Indeed, Westminster is the kind of place where wardrobe superstitions are born. Janice Hayes of Lockeford, California, the handler for the English springer spaniel who took best of breed, had nothing to wear for the sporting group competition. She saw her friend Jamie Lamphier showing her Irish setter while wearing a sparkling coral St. John’s suit, and knew it would set off a brown and white spaniel perfectly. So she borrowed the dress. Hayes’ dog won its group with her in coral, so it is a lucky dress; Lamphier is hoping the luck will rub off on her next time.

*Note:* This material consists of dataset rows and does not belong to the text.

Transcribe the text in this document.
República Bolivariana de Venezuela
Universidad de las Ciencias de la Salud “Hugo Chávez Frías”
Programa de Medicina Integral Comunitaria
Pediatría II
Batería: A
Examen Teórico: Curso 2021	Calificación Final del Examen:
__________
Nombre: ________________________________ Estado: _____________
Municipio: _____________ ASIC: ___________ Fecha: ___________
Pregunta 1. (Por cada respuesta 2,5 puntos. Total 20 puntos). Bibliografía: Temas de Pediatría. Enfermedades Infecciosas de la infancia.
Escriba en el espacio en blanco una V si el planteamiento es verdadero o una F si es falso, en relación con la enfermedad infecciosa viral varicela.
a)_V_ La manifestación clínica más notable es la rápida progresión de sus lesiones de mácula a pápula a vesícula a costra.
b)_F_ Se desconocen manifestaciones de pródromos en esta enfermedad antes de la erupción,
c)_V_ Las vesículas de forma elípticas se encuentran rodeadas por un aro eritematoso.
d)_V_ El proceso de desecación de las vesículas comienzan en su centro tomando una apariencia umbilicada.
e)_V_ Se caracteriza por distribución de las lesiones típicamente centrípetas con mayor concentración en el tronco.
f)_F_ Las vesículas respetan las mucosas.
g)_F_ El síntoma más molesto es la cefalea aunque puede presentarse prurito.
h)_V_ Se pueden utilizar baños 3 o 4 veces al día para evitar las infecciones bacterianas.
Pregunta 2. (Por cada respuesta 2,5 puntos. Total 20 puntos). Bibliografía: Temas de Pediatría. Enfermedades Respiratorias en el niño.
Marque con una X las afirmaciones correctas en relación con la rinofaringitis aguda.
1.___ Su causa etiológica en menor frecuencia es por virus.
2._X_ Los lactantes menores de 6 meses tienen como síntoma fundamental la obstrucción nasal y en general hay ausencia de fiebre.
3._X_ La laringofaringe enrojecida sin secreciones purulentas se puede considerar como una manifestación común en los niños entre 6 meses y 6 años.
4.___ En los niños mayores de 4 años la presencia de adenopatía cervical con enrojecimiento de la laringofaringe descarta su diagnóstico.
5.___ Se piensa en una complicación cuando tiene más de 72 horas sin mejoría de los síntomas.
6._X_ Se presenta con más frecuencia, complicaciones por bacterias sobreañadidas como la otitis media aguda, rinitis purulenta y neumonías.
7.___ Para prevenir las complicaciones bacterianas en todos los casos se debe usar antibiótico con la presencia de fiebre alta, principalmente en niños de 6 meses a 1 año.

At around 11:10 p.m. on Feb. 17, Miss P, a 15-inch beagle, won Westminster’s Best in Show title, posing with the customary purple and gold rosette (note to organizers: No one, not even a beagle, looks good against purple and gold). Her next day would be a blur of photo ops, including one eating strip steak at Sardi’s with the designer Michael Kors.

But for the rest, competitor fatigue seemed to quickly sink in. Owners and their charges began to pack up. Ties were loosened, jackets tossed aside. There was a general air of a return to rumpled reality.

And were there a lot of droopy tails, too? “Many of these dogs live for the crowds and the cheering,” Roberts said.

In an elevator leaving the show was a woman in a voluminous cashmere cowl-neck sweater. Peeking out of it were two indignant bulging eyes, backed up by a low, soft growl.

Apparently, the dog was not headed to Sardi’s.

“He hates it when the party’s over,” the woman said.

This story appeared in Animal Scene’s April 2015 issue.